3D-OP Navigationsgerät im OP

Die 3D-Kamera kann über dem OP-Tisch zur Beurteilung hin und her navigieren. So ermöglicht sie eine Rundumsicht auf die Wirbelsäule.

Bei dem Eingriff an der Patientin mit der schweren Skoliose konnte er durch die Ganzkörper-Ansicht die instabile Wirbelsäule nicht nur stabilisieren, sondern sie in auch in der Seitenansicht in das richtige Verhältnis der Winkel zwischen Becken-, Brust- und Halswirbelsäule ins Lot bringen. Es scheint wie ein Wunderwerk, bei dem Hightech und fachchirurgisches Können den Patienten zu einer neuen Lebensqualität verhelfen.

Zwölfjährige kann nach Wirbel-OP ihren Träumen nachgehen

Auch der zwölfjährigen Mathilda Dehmel aus Bergisch Gladbach hat der Wirbelsäulenchirurg zu einer unbeschwerten Zukunft verholfen. Im vorigen Sommer konnte sich das Mädchen, das leidenschaftlich gern turnt und tanzt, sich nur unter Schmerzen richtig dehnen. „Der Kinderarzt diagnostizierte Wachstumsschwierigkeiten, der Orthopäde Skoliose, die Physiotherapie brachte nichts“, berichtet Vater Georg Dehmel. „Ich habe mich damit nicht abgefunden, sondern habe beim Skoliose-Netzwerk in Rösrath angerufen.“

Von dort führte der Weg direkt zu Dr. Tüylü, der beim Röntgen Wirbelgleiten im dritten Grad feststellte – Bandscheibe und Wirbelkörper waren bereits beschädigt. „Ich bin schon ganz komisch gegangen – im Storchengang, mit vorgeschobener Hüfte, um den Schmerz in den Beinen zu umgehen“, erinnert sich Mathilda.

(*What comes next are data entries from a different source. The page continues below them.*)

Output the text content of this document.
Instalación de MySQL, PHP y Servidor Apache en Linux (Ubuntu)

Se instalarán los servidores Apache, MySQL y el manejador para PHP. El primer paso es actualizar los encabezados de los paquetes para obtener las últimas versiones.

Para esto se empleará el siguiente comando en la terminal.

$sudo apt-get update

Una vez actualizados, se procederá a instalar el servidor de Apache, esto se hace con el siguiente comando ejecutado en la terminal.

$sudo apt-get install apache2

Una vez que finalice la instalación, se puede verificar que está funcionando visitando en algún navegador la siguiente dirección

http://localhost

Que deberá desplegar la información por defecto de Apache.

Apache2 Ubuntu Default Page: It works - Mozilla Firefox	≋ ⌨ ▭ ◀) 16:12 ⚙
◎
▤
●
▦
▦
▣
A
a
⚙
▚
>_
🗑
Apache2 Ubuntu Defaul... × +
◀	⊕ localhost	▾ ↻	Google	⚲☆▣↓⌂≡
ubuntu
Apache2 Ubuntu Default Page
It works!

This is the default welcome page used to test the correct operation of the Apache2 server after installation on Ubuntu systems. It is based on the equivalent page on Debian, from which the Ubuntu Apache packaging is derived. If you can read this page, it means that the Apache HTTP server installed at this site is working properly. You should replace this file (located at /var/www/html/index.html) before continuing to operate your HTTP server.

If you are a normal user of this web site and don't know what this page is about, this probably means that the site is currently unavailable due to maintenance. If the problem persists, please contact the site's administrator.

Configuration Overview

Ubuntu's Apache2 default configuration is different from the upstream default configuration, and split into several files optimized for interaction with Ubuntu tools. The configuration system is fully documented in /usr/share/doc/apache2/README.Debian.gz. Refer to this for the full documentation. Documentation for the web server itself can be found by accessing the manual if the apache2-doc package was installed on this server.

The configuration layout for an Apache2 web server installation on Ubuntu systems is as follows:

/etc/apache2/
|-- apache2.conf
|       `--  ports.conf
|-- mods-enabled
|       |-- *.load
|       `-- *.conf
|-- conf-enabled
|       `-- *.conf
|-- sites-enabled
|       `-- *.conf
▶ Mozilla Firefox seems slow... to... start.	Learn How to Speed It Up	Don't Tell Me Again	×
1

Anfang Januar 2023 wurde sie operiert, sogar ein Wirbelstück wurde abgetragen bei dem minimalinvasiven Eingriff. „Dr. Tüylü hat mich vor den Schmerzen gewarnt, aber ich hatte eigentlich nie Schmerzen – Pflasterabziehen tat weher“, so das Mädchen. Inzwischen fährt sie wieder mit dem Bus in die Schule – mit Stützkorsett. „Eine Vorsichtsmaßnahme in diesem Alter – die Jungen sind ja manchmal ruppig“, sagt Tüylü. „Wenn alles gut ist nach sechs Monaten, kann sie wieder Knallgas geben.“ Mathilda hat sich schon einiges vorgenommen – akrobatischer Tanz und Cheerleading stehen fest auf ihrem Plan.